Encouraging results with anzutresgene autoleucel in patients with uveal melanoma and other melanoma subtypes

Data for anzutresgene autoleucel presented at the American Society of Clinical Oncology (ASCO) Annual Meeting in Chicago support a future treatment option for patients who do not respond to checkpoint inhibitors or who later relapse after receiving them. These results are especially promising because this treatment was effective in patients with uveal melanoma and in other patients who were heavily treated and had metastatic disease—patients who have few, if any, treatment options.

Anzu-cel (anzutresgene autoleucel), a one-time T cell receptor (TCR) cell therapy that uses a patient’s own immune T cells to treat cancer, was studied in the IMA203-101 multicenter, Phase 1/2 trial.
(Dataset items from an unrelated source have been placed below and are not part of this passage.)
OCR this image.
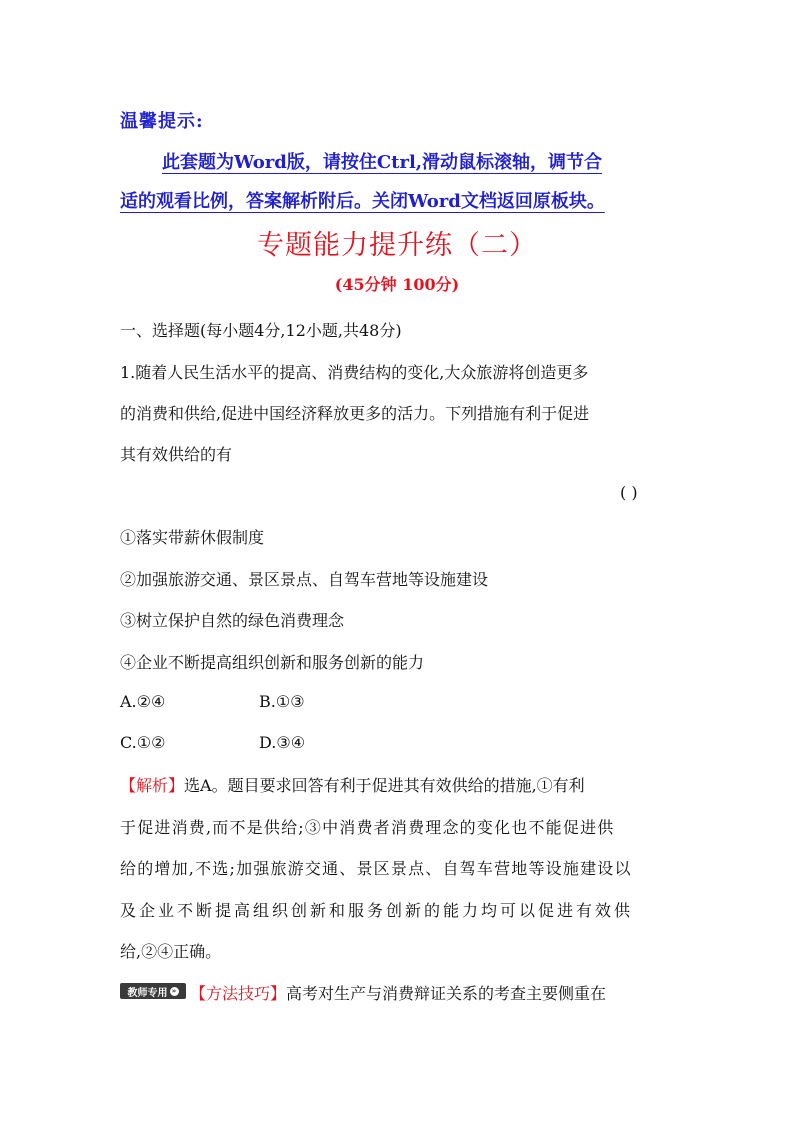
温馨提示:
此套题为Word版，请按住Ctrl,滑动鼠标滚轴，调节合
适的观看比例，答案解析附后。关闭Word文档返回原板块。
专题能力提升练（二）
(45分钟 100分)
一、选择题(每小题4分,12小题,共48分)
1.随着人民生活水平的提高、消费结构的变化,大众旅游将创造更多
的消费和供给,促进中国经济释放更多的活力。下列措施有利于促进
其有效供给的有
( )
①落实带薪休假制度
②加强旅游交通、景区景点、自驾车营地等设施建设
③树立保护自然的绿色消费理念
④企业不断提高组织创新和服务创新的能力
A.②④	B.①③
C.①②	D.③④
【解析】选A。题目要求回答有利于促进其有效供给的措施,①有利
于促进消费,而不是供给;③中消费者消费理念的变化也不能促进供
给的增加,不选;加强旅游交通、景区景点、自驾车营地等设施建设以
及企业不断提高组织创新和服务创新的能力均可以促进有效供
给,②④正确。
教师专用 » 【方法技巧】高考对生产与消费辩证关系的考查主要侧重在
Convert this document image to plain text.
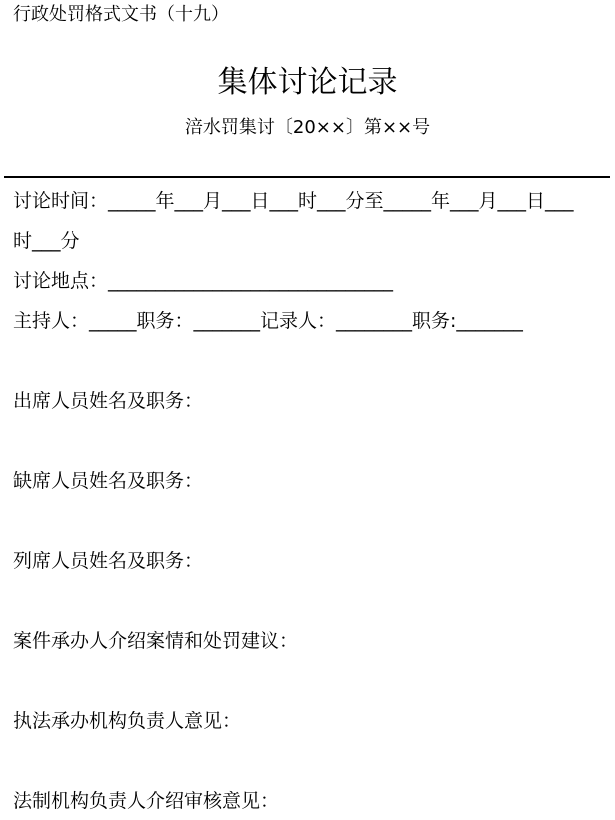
行政处罚格式文书（十九）
集体讨论记录
涪水罚集讨〔20××〕第××号
讨论时间：_____年___月___日___时___分至_____年___月___日___
时___分
讨论地点：______________________________
主持人：_____职务：_______记录人：________职务:_______
出席人员姓名及职务：
缺席人员姓名及职务：
列席人员姓名及职务：
案件承办人介绍案情和处罚建议：
执法承办机构负责人意见：
法制机构负责人介绍审核意见：
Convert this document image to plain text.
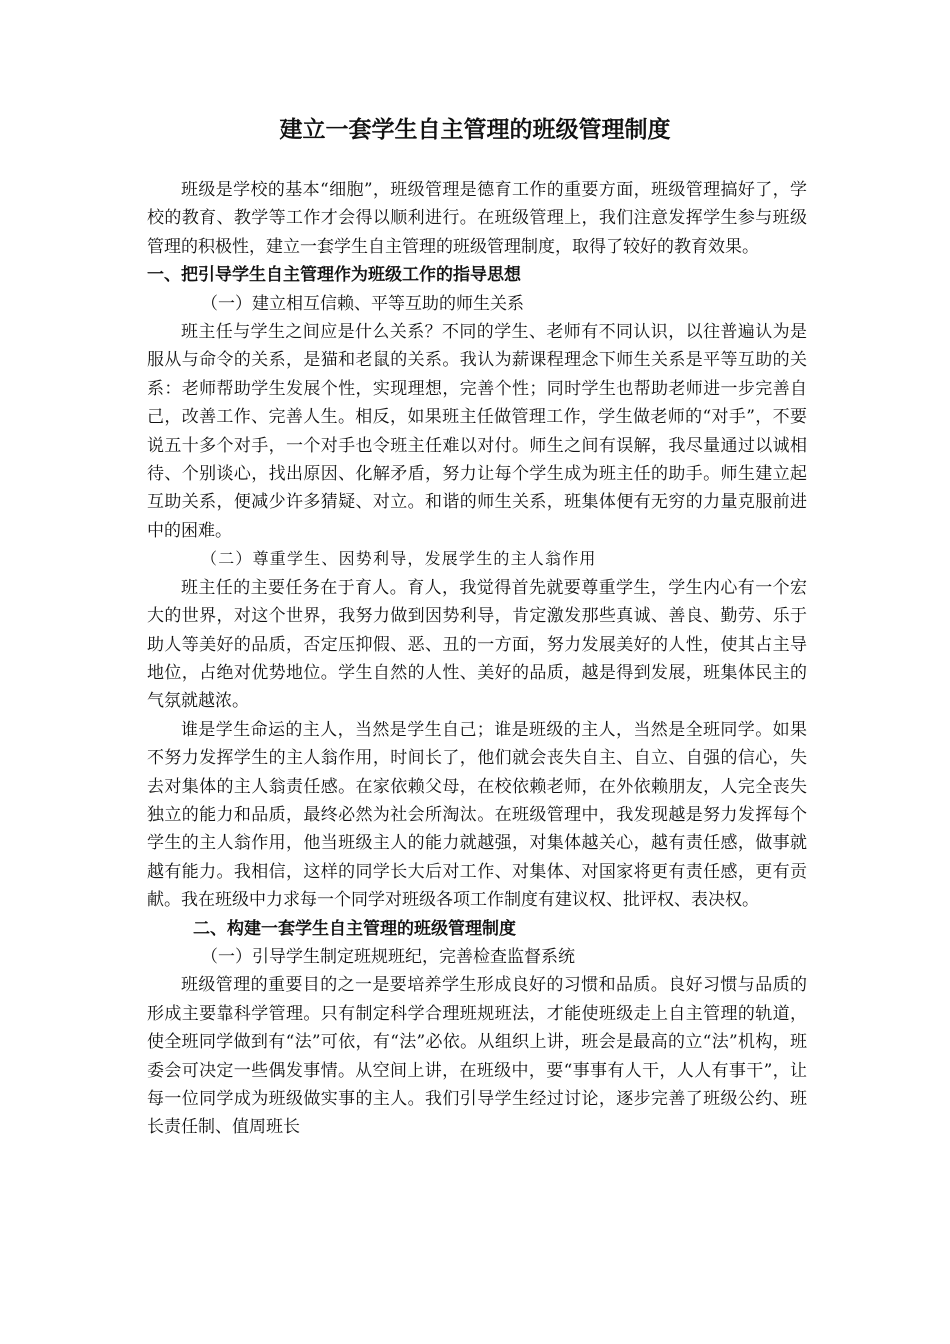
建立一套学生自主管理的班级管理制度

班级是学校的基本“细胞”，班级管理是德育工作的重要方面，班级管理搞好了，学校的教育、教学等工作才会得以顺利进行。在班级管理上，我们注意发挥学生参与班级管理的积极性，建立一套学生自主管理的班级管理制度，取得了较好的教育效果。

一、把引导学生自主管理作为班级工作的指导思想

（一）建立相互信赖、平等互助的师生关系

班主任与学生之间应是什么关系？不同的学生、老师有不同认识，以往普遍认为是服从与命令的关系，是猫和老鼠的关系。我认为薪课程理念下师生关系是平等互助的关系：老师帮助学生发展个性，实现理想，完善个性；同时学生也帮助老师进一步完善自己，改善工作、完善人生。相反，如果班主任做管理工作，学生做老师的“对手”，不要说五十多个对手，一个对手也令班主任难以对付。师生之间有误解，我尽量通过以诚相待、个别谈心，找出原因、化解矛盾，努力让每个学生成为班主任的助手。师生建立起互助关系，便减少许多猜疑、对立。和谐的师生关系，班集体便有无穷的力量克服前进中的困难。

（二）尊重学生、因势利导，发展学生的主人翁作用

班主任的主要任务在于育人。育人，我觉得首先就要尊重学生，学生内心有一个宏大的世界，对这个世界，我努力做到因势利导，肯定激发那些真诚、善良、勤劳、乐于助人等美好的品质，否定压抑假、恶、丑的一方面，努力发展美好的人性，使其占主导地位，占绝对优势地位。学生自然的人性、美好的品质，越是得到发展，班集体民主的气氛就越浓。

谁是学生命运的主人，当然是学生自己；谁是班级的主人，当然是全班同学。如果不努力发挥学生的主人翁作用，时间长了，他们就会丧失自主、自立、自强的信心，失去对集体的主人翁责任感。在家依赖父母，在校依赖老师，在外依赖朋友，人完全丧失独立的能力和品质，最终必然为社会所淘汰。在班级管理中，我发现越是努力发挥每个学生的主人翁作用，他当班级主人的能力就越强，对集体越关心，越有责任感，做事就越有能力。我相信，这样的同学长大后对工作、对集体、对国家将更有责任感，更有贡献。我在班级中力求每一个同学对班级各项工作制度有建议权、批评权、表决权。

二、构建一套学生自主管理的班级管理制度

（一）引导学生制定班规班纪，完善检查监督系统

班级管理的重要目的之一是要培养学生形成良好的习惯和品质。良好习惯与品质的形成主要靠科学管理。只有制定科学合理班规班法，才能使班级走上自主管理的轨道，使全班同学做到有“法”可依，有“法”必依。从组织上讲，班会是最高的立“法”机构，班委会可决定一些偶发事情。从空间上讲，在班级中，要“事事有人干，人人有事干”，让每一位同学成为班级做实事的主人。我们引导学生经过讨论，逐步完善了班级公约、班长责任制、值周班长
To develop T cell therapies, T cells are taken from a patient’s blood, modified and grown in the lab, and then they are infused back into the patient.

This treatment targets a cancer-specific molecule called preferentially expressed antigen in melanoma (PRAME), a protein found in almost all melanomas, and an immune protein called HLA-A*02:01 that helps the immune system tell the difference between normal cells and harmful ones like cancer cells. The modified receptor on the T cell connects to HLA-A*02:01/PRAME on the cancer cell, similar to the way a key fits in a lock. Then, the T cell attacks the melanoma cell and kills it.

In total, 33 patients with melanoma were studied. There were 14 patients with cutaneous melanoma, 16 patients with uveal melanoma, 2 patients with mucosal melanoma, and 1 patient with an unknown subtype.

The overall response rate (percentage of patients in a treatment group whose cancer shrinks or disappears after treatment) was 56% and the disease control rate (the combination of responses and stable disease) was 91%. Median progression free survival (the point when half of patients experienced disease progression or death) was 6.1 months, and median overall survival (the time from diagnosis or the start of treatment when half are still alive, and half have died) was 16.2 months. Adverse events were predictable and manageable in patients across all subtypes.

These results are important because uveal melanoma is considered to be a “cold” tumor that is usually resistant to immunotherapy. In addition, responses across subtypes were strong and lasted more than 3 years, and effects were observed in sites of metastasis.